I suppose the NAF can’t make an strong a case if they say men and women living together in close proximity, in an emotionally charged atmosphere is asking for at least the same level of fornication as you get in civillian society. They don’t want to say that if we are going to pander to those who can keep their pants on outside the service, then we should at least equally provide for them in the service.

I just have to mention one other thing about the NAF. Their website has lots of information on how to stop Crisis Pregnancy Centers.  Instead, the NAF has a toll-free hotline which “offers women unbiased, factual information about pregnancy and abortion in English, Spanish and French.” Did I mention that the NAF is, openly and by its own admission, a professional association of abortion providers. Surely they have no vested interested in shutting down CPCs and anything they tell you about abortion (except about the wads of cash they are stuffing into their pockets and what they do with the chopped up little bodies) is trustworthy.

Online Regulation

Tony Blair is taking his final pot shots before leaving office in a fortnight. He unloaded on the media today.

What worries him most is the online media. He wants a new online journalism regulator.  He said it in such a logical way. Currently the newspapers have the PCC and the broadcasters have OFCOM. As Tony said, “As the technology blurs the distinction between papers and television, it becomes increasingly irrational to have different systems of accountability based on technology that no longer can be differentiated in the old way.” He called online reporting “more pernicious and less balanced”.

The problem is that the newspapers are owned by huge media companies. Likewise, the broadcasters are huge organisations. Once it covers online journalism, every blogger becomes subject to Government regulation.
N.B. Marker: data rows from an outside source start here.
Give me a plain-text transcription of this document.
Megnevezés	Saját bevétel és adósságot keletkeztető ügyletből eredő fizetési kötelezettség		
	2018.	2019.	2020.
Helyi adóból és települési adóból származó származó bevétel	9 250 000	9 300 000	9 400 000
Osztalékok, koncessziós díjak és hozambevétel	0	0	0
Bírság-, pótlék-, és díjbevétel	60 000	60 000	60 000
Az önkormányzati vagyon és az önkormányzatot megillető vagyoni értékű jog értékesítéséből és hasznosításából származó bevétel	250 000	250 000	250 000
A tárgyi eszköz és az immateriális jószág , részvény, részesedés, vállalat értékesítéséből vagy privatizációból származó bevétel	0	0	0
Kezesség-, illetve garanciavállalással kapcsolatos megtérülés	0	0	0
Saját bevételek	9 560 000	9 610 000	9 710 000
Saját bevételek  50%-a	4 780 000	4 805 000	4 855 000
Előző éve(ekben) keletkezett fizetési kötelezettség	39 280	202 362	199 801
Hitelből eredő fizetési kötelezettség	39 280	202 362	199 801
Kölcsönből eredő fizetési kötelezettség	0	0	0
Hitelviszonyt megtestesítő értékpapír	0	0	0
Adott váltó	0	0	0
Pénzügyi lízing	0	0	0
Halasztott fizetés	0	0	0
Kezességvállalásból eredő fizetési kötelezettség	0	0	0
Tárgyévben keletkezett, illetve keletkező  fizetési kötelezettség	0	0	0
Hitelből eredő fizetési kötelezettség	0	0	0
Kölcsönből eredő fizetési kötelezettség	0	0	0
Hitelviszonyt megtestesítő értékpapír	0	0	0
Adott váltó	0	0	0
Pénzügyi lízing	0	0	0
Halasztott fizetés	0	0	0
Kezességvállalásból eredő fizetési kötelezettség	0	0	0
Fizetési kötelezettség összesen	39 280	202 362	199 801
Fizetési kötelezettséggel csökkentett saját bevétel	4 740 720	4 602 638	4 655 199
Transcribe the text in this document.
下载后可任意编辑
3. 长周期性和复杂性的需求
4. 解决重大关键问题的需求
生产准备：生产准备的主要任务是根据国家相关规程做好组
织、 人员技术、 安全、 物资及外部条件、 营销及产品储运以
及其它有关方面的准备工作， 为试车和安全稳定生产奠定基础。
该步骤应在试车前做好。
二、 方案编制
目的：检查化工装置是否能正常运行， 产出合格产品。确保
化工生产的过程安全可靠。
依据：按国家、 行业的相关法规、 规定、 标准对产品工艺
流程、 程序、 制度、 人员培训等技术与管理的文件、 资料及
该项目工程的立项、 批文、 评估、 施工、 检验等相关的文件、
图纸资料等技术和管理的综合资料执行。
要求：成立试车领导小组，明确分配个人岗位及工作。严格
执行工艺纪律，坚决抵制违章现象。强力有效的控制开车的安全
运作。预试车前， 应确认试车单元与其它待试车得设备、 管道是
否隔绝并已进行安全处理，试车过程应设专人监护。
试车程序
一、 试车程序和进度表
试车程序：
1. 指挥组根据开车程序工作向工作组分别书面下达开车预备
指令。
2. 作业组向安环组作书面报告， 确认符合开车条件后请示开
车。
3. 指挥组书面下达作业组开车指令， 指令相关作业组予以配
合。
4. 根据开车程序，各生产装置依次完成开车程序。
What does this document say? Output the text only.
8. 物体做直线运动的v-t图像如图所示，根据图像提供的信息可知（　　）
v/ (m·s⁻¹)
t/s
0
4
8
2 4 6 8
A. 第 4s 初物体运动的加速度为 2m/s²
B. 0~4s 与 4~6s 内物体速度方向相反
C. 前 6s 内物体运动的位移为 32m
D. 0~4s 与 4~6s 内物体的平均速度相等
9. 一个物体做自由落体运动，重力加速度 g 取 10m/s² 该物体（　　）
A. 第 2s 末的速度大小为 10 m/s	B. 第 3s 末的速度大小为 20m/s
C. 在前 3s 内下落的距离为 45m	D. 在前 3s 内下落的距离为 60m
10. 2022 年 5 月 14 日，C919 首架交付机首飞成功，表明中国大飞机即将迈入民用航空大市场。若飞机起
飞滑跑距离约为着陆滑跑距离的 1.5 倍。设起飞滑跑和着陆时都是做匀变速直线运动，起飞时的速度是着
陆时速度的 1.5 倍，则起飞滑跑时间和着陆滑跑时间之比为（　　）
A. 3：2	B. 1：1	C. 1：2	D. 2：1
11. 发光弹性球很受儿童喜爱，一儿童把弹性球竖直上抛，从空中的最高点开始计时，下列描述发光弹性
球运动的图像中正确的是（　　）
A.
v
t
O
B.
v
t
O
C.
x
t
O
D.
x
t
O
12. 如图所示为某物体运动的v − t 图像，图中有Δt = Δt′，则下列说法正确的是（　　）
Once Government regulation steps in, freedom of the cyberpress is in danger. It is not big media giants that will be stepped on – the Government has to grovel at their feet to assure that they are favourably reported. For the small fry, the protection is not there. For a Government that has shown increasing tendency toward totalitarianism with an emphasis on the restriction of, and tailoring of, information, the temptation to squash objectionable independent reporting and commentating may prove too strong.